NVIDIA showed images of its Vera Rubin superchip system at GTC in Washington, D.C., presenting the first clear view of a two‑GPU Rubin assembly paired with a single Vera CPU in one package. The company quoted performance targets of roughly 50 petaFLOPS of FP4 compute per Rubin GPU, yielding about 100 petaFLOPS FP4 for the two‑GPU Superchip. NVIDIA said engineering samples are already in labs and set mass production goals for 2026 with broader shipments and deployments into 2027.
The pictures and brief specifications suggest each Rubin GPU integrates two reticle‑sized compute chiplets, potentially around 2 x 830 mm², paired with eight HBM4 stacks. That configuration delivers about 288 GB of HBM4 per Rubin GPU and roughly 576 GB of HBM4 on the full Superchip. The board also includes SOCAMM2 LPDDR5X modules to provide large, low‑latency system memory, and older briefings referenced roughly 1.5 TB of LPDDR5X per Vera CPU on typical trays.

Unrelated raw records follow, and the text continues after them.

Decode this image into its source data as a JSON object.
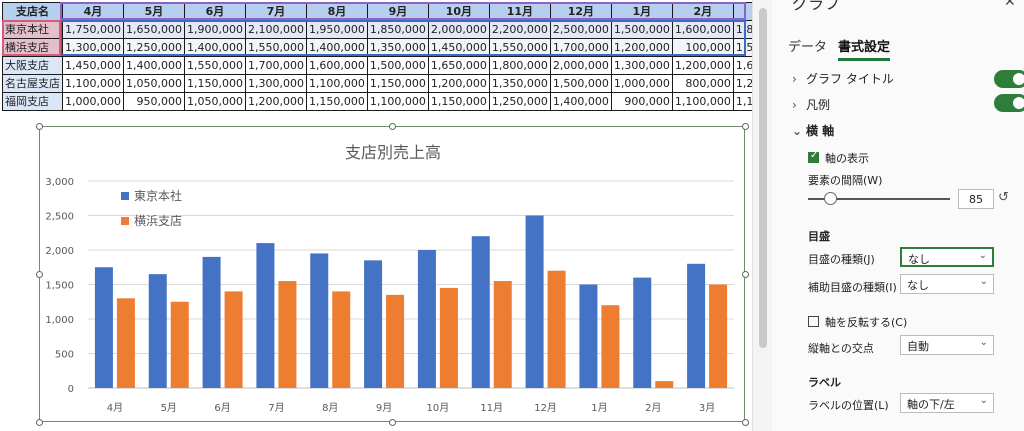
{
  "sheet": {
    "headers": [
      "支店名",
      "4月",
      "5月",
      "6月",
      "7月",
      "8月",
      "9月",
      "10月",
      "11月",
      "12月",
      "1月",
      "2月",
      "3月"
    ],
    "rows": [
      {
        "name": "東京本社",
        "values": [
          "1,750,000",
          "1,650,000",
          "1,900,000",
          "2,100,000",
          "1,950,000",
          "1,850,000",
          "2,000,000",
          "2,200,000",
          "2,500,000",
          "1,500,000",
          "1,600,000",
          "1,800,000"
        ]
      },
      {
        "name": "横浜支店",
        "values": [
          "1,300,000",
          "1,250,000",
          "1,400,000",
          "1,550,000",
          "1,400,000",
          "1,350,000",
          "1,450,000",
          "1,550,000",
          "1,700,000",
          "1,200,000",
          "100,000",
          "1,500,000"
        ]
      },
      {
        "name": "大阪支店",
        "values": [
          "1,450,000",
          "1,400,000",
          "1,550,000",
          "1,700,000",
          "1,600,000",
          "1,500,000",
          "1,650,000",
          "1,800,000",
          "2,000,000",
          "1,300,000",
          "1,200,000",
          "1,600,000"
        ]
      },
      {
        "name": "名古屋支店",
        "values": [
          "1,100,000",
          "1,050,000",
          "1,150,000",
          "1,300,000",
          "1,100,000",
          "1,150,000",
          "1,200,000",
          "1,350,000",
          "1,500,000",
          "1,000,000",
          "800,000",
          "1,200,000"
        ]
      },
      {
        "name": "福岡支店",
        "values": [
          "1,000,000",
          "950,000",
          "1,050,000",
          "1,200,000",
          "1,150,000",
          "1,100,000",
          "1,150,000",
          "1,250,000",
          "1,400,000",
          "900,000",
          "1,100,000",
          "1,100,000"
        ]
      }
    ]
  },
  "chart_data": {
    "type": "bar",
    "title": "支店別売上高",
    "categories": [
      "4月",
      "5月",
      "6月",
      "7月",
      "8月",
      "9月",
      "10月",
      "11月",
      "12月",
      "1月",
      "2月",
      "3月"
    ],
    "series": [
      {
        "name": "東京本社",
        "color": "#4472c4",
        "values": [
          1750,
          1650,
          1900,
          2100,
          1950,
          1850,
          2000,
          2200,
          2500,
          1500,
          1600,
          1800
        ]
      },
      {
        "name": "横浜支店",
        "color": "#ed7d31",
        "values": [
          1300,
          1250,
          1400,
          1550,
          1400,
          1350,
          1450,
          1550,
          1700,
          1200,
          100,
          1500
        ]
      }
    ],
    "yticks": [
      "0",
      "500",
      "1,000",
      "1,500",
      "2,000",
      "2,500",
      "3,000"
    ],
    "ylim": [
      0,
      3000
    ],
    "grid": true,
    "legend": "top-left"
  },
  "pane": {
    "title": "グラフ",
    "close": "✕",
    "tabs": {
      "data": "データ",
      "format": "書式設定"
    },
    "sections": {
      "chart_title": "グラフ タイトル",
      "legend": "凡例",
      "h_axis": "横 軸"
    },
    "axis": {
      "show_axis": "軸の表示",
      "gap_label": "要素の間隔(W)",
      "gap_value": "85",
      "tickmarks_header": "目盛",
      "major_tick_label": "目盛の種類(J)",
      "major_tick_value": "なし",
      "minor_tick_label": "補助目盛の種類(I)",
      "minor_tick_value": "なし",
      "reverse_label": "軸を反転する(C)",
      "cross_label": "縦軸との交点",
      "cross_value": "自動",
      "labels_header": "ラベル",
      "label_pos_label": "ラベルの位置(L)",
      "label_pos_value": "軸の下/左"
    },
    "accent": "#2e7d3b"
  }
}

The Vera CPU is described as an 88‑core, 176‑thread Arm‑based custom design and shows signs of a multi‑chiplet layout with a distinct I/O chiplet nearby. NVIDIA contrasted this approach with Grace, where the company had relied on Arm’s Neoverse designs, noting that with Vera the team developed the CPU core in‑house to extract maximum performance. The package appears intended to optimize tight CPU‑to‑GPU coupling for demanding workloads.

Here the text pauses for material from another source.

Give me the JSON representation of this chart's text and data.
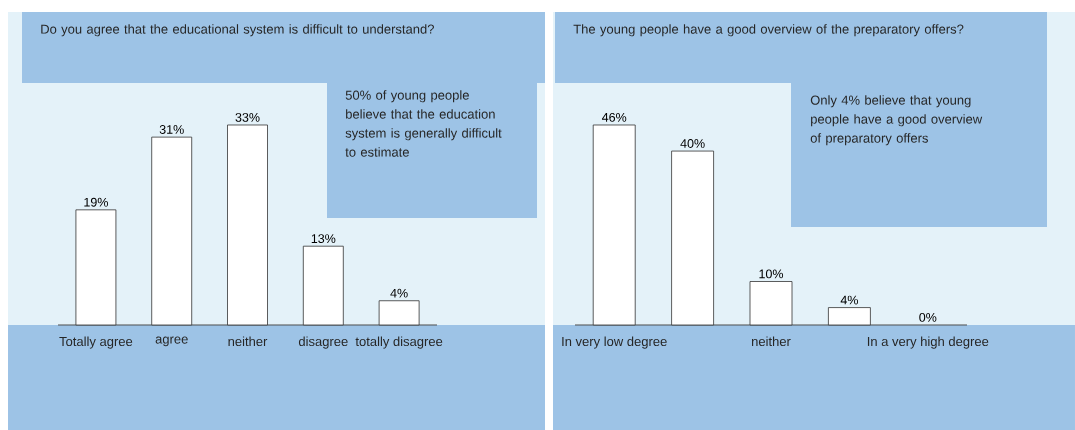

Interconnect and system bandwidth were highlighted as critical to the design. NVLink bandwidth climbs to approximately 1.8 TB/s to sustain heavy CPU‑to‑GPU traffic for system‑demanding tasks such as Artificial Intelligence inference and training. The combination of large HBM4 capacity, substantial LPDDR5X system memory, and a high‑bandwidth NVLink fabric positions the Vera Rubin superchip as a platform aimed at next‑generation data center deployments when broader shipments begin around 2027.